In ordinary studio recording the majority of sound energy reaching a microphone arrives more or less on-axis, and the off-axis sound quality of the microphone mainly affects how the room sound is picked up, but not the direct sound.
With the usual types of two-microphone stereo recording setups used by tapers, however, the microphones are aimed away from the center of the direct sound sources at some significant angle. Because of that fact and the pickup distances involved--which cause a rather large proportion of the sound to be reflected off of walls, ceiling and floor before reaching the microphones--the majority of the sound energy that the microphones receive is reaching them from significantly off-axis angles. Approximately half the total sound energy at typical "taper" distances is arriving from effectively random angles all around the microphones; in many cases it is even more than half. So in stereo taping, a microphone's off-axis response takes on a considerably greater importance than it usually has in the studio.
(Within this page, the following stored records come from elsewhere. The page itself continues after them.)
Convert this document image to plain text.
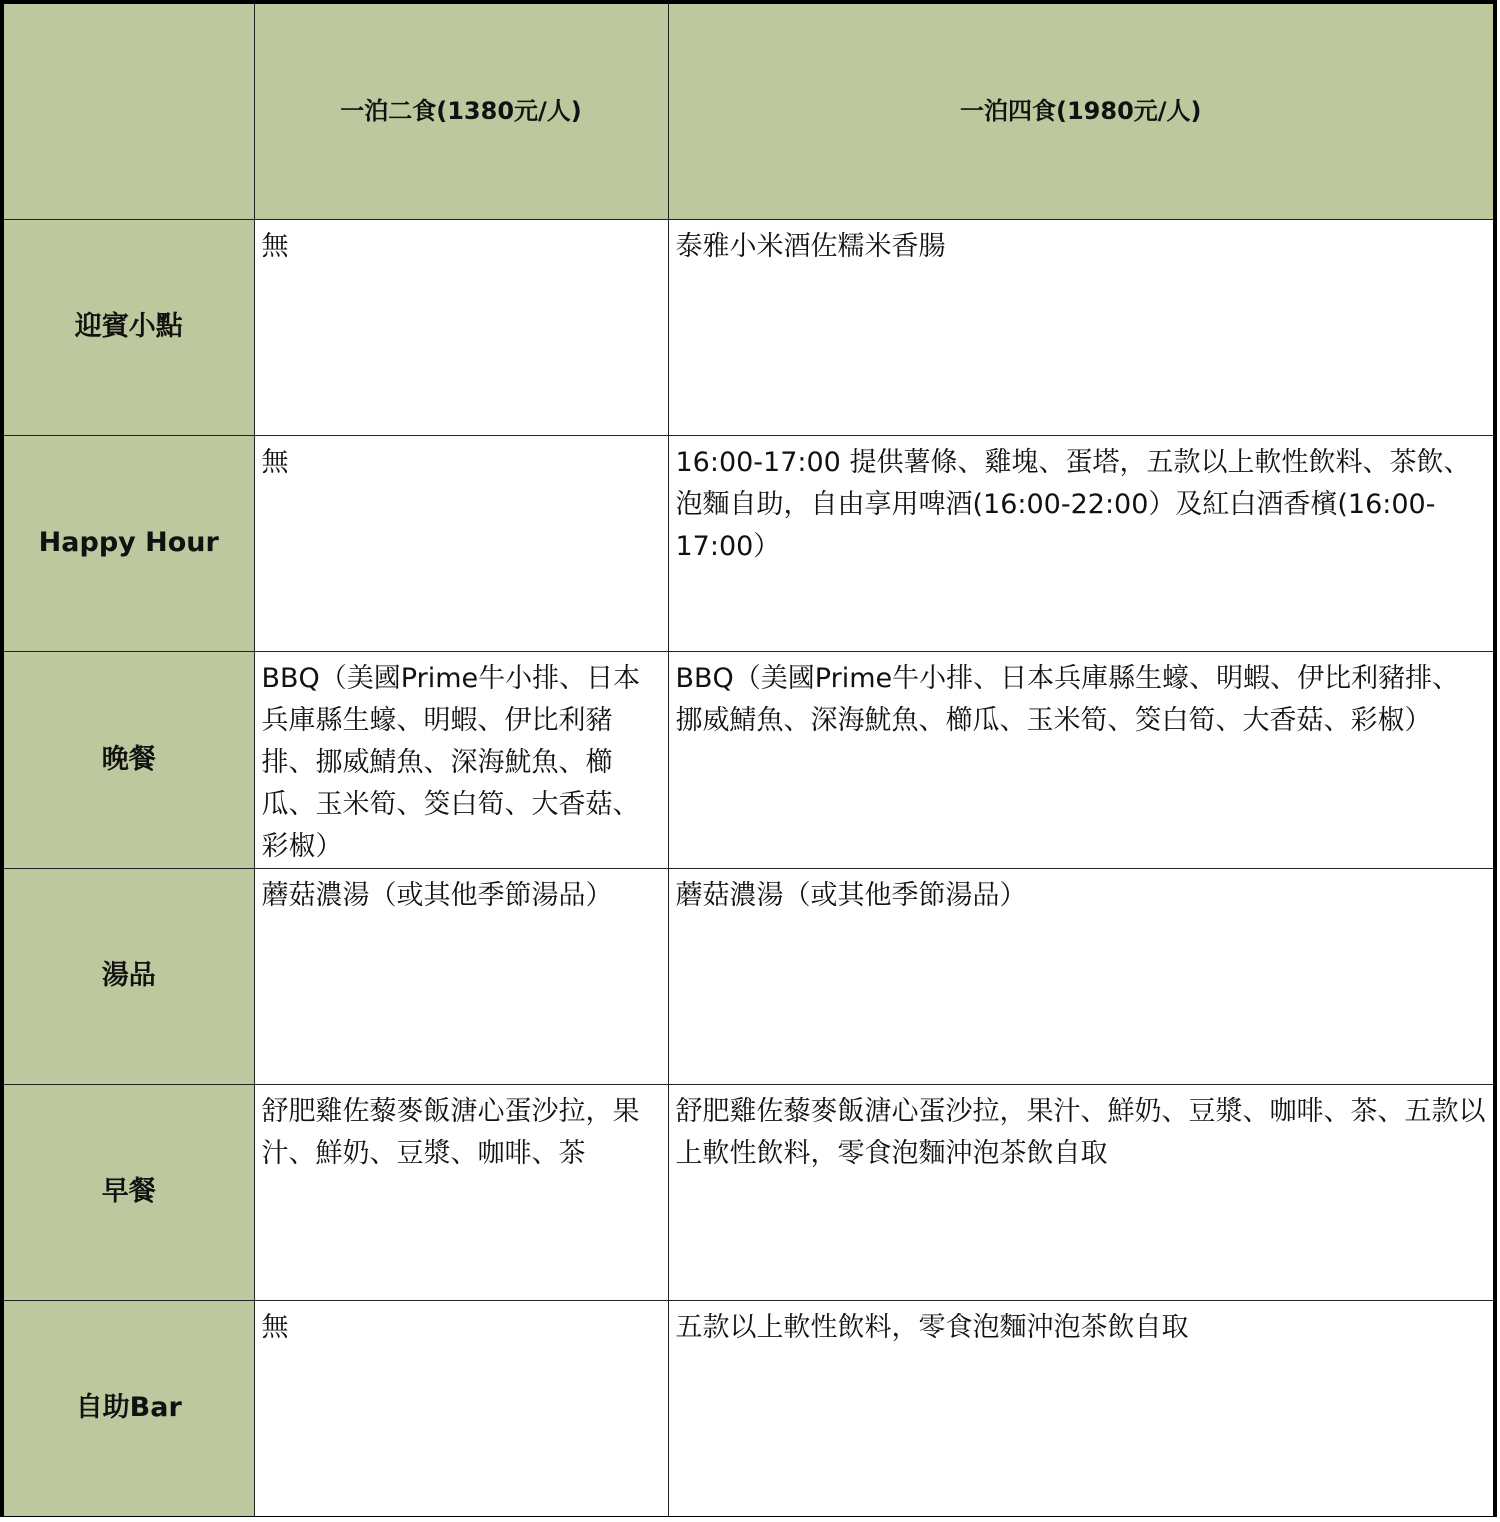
	一泊二食(1380元/人)	一泊四食(1980元/人)
迎賓小點	無	泰雅小米酒佐糯米香腸

Happy Hour	無	16:00-17:00 提供薯條、雞塊、蛋塔，五款以上軟性飲料、茶飲、泡麵自助，自由享用啤酒(16:00-22:00）及紅白酒香檳(16:00-17:00）

晚餐	BBQ（美國Prime牛小排、日本兵庫縣生蠔、明蝦、伊比利豬排、挪威鯖魚、深海魷魚、櫛瓜、玉米筍、筊白筍、大香菇、彩椒）	BBQ（美國Prime牛小排、日本兵庫縣生蠔、明蝦、伊比利豬排、挪威鯖魚、深海魷魚、櫛瓜、玉米筍、筊白筍、大香菇、彩椒）

湯品	蘑菇濃湯（或其他季節湯品）	蘑菇濃湯（或其他季節湯品）

早餐	舒肥雞佐藜麥飯溏心蛋沙拉，果汁、鮮奶、豆漿、咖啡、茶	舒肥雞佐藜麥飯溏心蛋沙拉，果汁、鮮奶、豆漿、咖啡、茶、五款以上軟性飲料，零食泡麵沖泡茶飲自取

自助Bar	無	五款以上軟性飲料，零食泡麵沖泡茶飲自取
That fact changes everything, since basic acoustical physics dictates that the off-axis frequency response of a large microphone can never be very much like its 0-degree frequency response unless it is a pure dipole (= a figure-8) or very nearly so. The typical large cardioid, for example, is only really a cardioid in the midrange, with a narrow pickup pattern at high frequencies and an increasingly broad pattern at low frequencies.
Two-microphone stereo methods with closely-spaced or coincident microphones rely on having the same directional pattern throughout the audio frequency range--which translates into a constant frequency response across a wide range of incidence angles. And large microphones in general do not have that characteristic, particularly dual-diaphragm cardioid or switchable-pattern microphones which are the most common type in studios.
With small single-diaphragm condensers these problems don't go away entirely, but they are are lessened considerably. For this reason among others (sight lines, ease of mounting), small microphones are generally favored for two-microphone stereo recording.